The two digits are converted to lowercase characters and looked up in a
string of hex digits.  Note that '0' is not in the string on purpose;
'index()' returns zero when it's not found, automatically giving the
correct value!  Once the hexadecimal value is converted from characters
in a string into a numerical value, 'sprintf()' converts the value back
into a real character.  The following is a simple test harness for the
above functions:

     BEGIN {
       CGI_setup("GET",
       "http://www.gnu.org/cgi-bin/foo?p1=stuff&p2=stuff%26junk" \
            "&percent=a %25 sign",
       "1.0")
       for (i in MENU)
           printf "MENU[\"%s\"] = %s\n", i, MENU[i]
       for (i in PARAM)
           printf "PARAM[\"%s\"] = %s\n", i, PARAM[i]
       for (i in GETARG)
           printf "GETARG[\"%s\"] = %s\n", i, GETARG[i]
     }

   And this is the result when we run it:

     $ gawk -f testserv.awk
     -| MENU["4"] = www.gnu.org
     -| MENU["5"] = cgi-bin
     -| MENU["6"] = foo
     -| MENU["1"] = http
     -| MENU["2"] =
     -| MENU["3"] =
     -| PARAM["1"] = p1=stuff
     -| PARAM["2"] = p2=stuff&junk
     -| PARAM["3"] = percent=a % sign
     -| GETARG["p1"] = stuff
     -| GETARG["percent"] = a % sign
     -| GETARG["p2"] = stuff&junk
     -| GETARG["Method"] = GET
     -| GETARG["Version"] = 1.0
     -| GETARG["URI"] = http://www.gnu.org/cgi-bin/foo?p1=stuff&
     p2=stuff%26junk&percent=a %25 sign


File: gawkinet.info,  Node: Simple Server,  Next: Caveats,  Prev: Interacting Service,  Up: Using Networking

2.10 A Simple Web Server
========================

In the preceding node, we built the core logic for event-driven GUIs.
In this node, we finally extend the core to a real application.  No one
would actually write a commercial web server in 'gawk', but it is
instructive to see that it is feasible in principle.

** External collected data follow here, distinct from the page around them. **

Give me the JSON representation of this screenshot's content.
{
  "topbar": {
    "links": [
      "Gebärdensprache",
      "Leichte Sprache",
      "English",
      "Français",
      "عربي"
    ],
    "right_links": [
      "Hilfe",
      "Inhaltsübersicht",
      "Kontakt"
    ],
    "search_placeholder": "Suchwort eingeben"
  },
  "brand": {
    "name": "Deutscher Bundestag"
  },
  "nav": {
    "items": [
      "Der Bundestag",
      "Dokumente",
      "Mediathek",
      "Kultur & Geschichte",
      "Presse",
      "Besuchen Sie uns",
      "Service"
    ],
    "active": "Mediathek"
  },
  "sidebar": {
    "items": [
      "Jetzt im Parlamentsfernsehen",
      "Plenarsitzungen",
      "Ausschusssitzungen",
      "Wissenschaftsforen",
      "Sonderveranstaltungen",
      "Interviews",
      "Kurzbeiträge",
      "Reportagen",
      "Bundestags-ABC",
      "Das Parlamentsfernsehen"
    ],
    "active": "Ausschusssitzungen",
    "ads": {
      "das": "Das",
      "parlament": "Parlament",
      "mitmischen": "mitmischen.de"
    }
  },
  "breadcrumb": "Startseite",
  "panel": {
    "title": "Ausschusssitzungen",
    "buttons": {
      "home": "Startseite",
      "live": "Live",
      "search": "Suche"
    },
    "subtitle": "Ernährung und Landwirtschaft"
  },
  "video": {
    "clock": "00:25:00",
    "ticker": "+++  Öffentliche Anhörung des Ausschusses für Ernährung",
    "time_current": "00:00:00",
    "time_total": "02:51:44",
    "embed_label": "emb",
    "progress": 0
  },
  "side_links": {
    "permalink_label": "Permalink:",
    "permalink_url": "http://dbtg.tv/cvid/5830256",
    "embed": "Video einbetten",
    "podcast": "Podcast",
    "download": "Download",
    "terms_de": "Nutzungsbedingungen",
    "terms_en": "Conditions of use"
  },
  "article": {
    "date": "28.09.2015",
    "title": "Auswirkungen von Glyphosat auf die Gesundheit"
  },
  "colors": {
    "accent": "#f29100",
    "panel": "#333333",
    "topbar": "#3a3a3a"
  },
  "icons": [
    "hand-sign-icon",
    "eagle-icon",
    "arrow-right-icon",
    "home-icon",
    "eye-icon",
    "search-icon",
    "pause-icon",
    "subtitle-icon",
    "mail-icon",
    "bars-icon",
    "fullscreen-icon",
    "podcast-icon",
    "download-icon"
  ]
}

   The application is ELIZA, the famous program by Joseph Weizenbaum
that mimics the behavior of a professional psychotherapist when talking
to you.  Weizenbaum would certainly object to this description, but this
is part of the legend around ELIZA. Take the site-independent core logic
and append the following code:

     function SetUpServer() {
       SetUpEliza()
       TopHeader = \
         "<HTML><title>An HTTP-based System with GAWK</title>\
         <HEAD><META HTTP-EQUIV=\"Content-Type\"\
         CONTENT=\"text/html; charset=iso-8859-1\"></HEAD>\
         <BODY BGCOLOR=\"#ffffff\" TEXT=\"#000000\"\
         LINK=\"#0000ff\" VLINK=\"#0000ff\"\
         ALINK=\"#0000ff\"> <A NAME=\"top\">"
       TopDoc    = "\
        <h2>Please choose one of the following actions:</h2>\
        <UL>\
        <LI>\
        <A HREF=" MyPrefix "/AboutServer>About this server</A>\
        </LI><LI>\
        <A HREF=" MyPrefix "/AboutELIZA>About Eliza</A></LI>\
        <LI>\
        <A HREF=" MyPrefix \
           "/StartELIZA>Start talking to Eliza</A></LI></UL>"
       TopFooter = "</BODY></HTML>"
     }

   'SetUpServer()' is similar to the previous example, except for
calling another function, 'SetUpEliza()'.  This approach can be used to
implement other kinds of servers.  The only changes needed to do so are
hidden in the functions 'SetUpServer()' and 'HandleGET()'.  Perhaps it
might be necessary to implement other HTTP methods.  The 'igawk' program
that comes with 'gawk' may be useful for this process.

   When extending this example to a complete application, the first
thing to do is to implement the function 'SetUpServer()' to initialize
the HTML pages and some variables.  These initializations determine the
way your HTML pages look (colors, titles, menu items, etc.).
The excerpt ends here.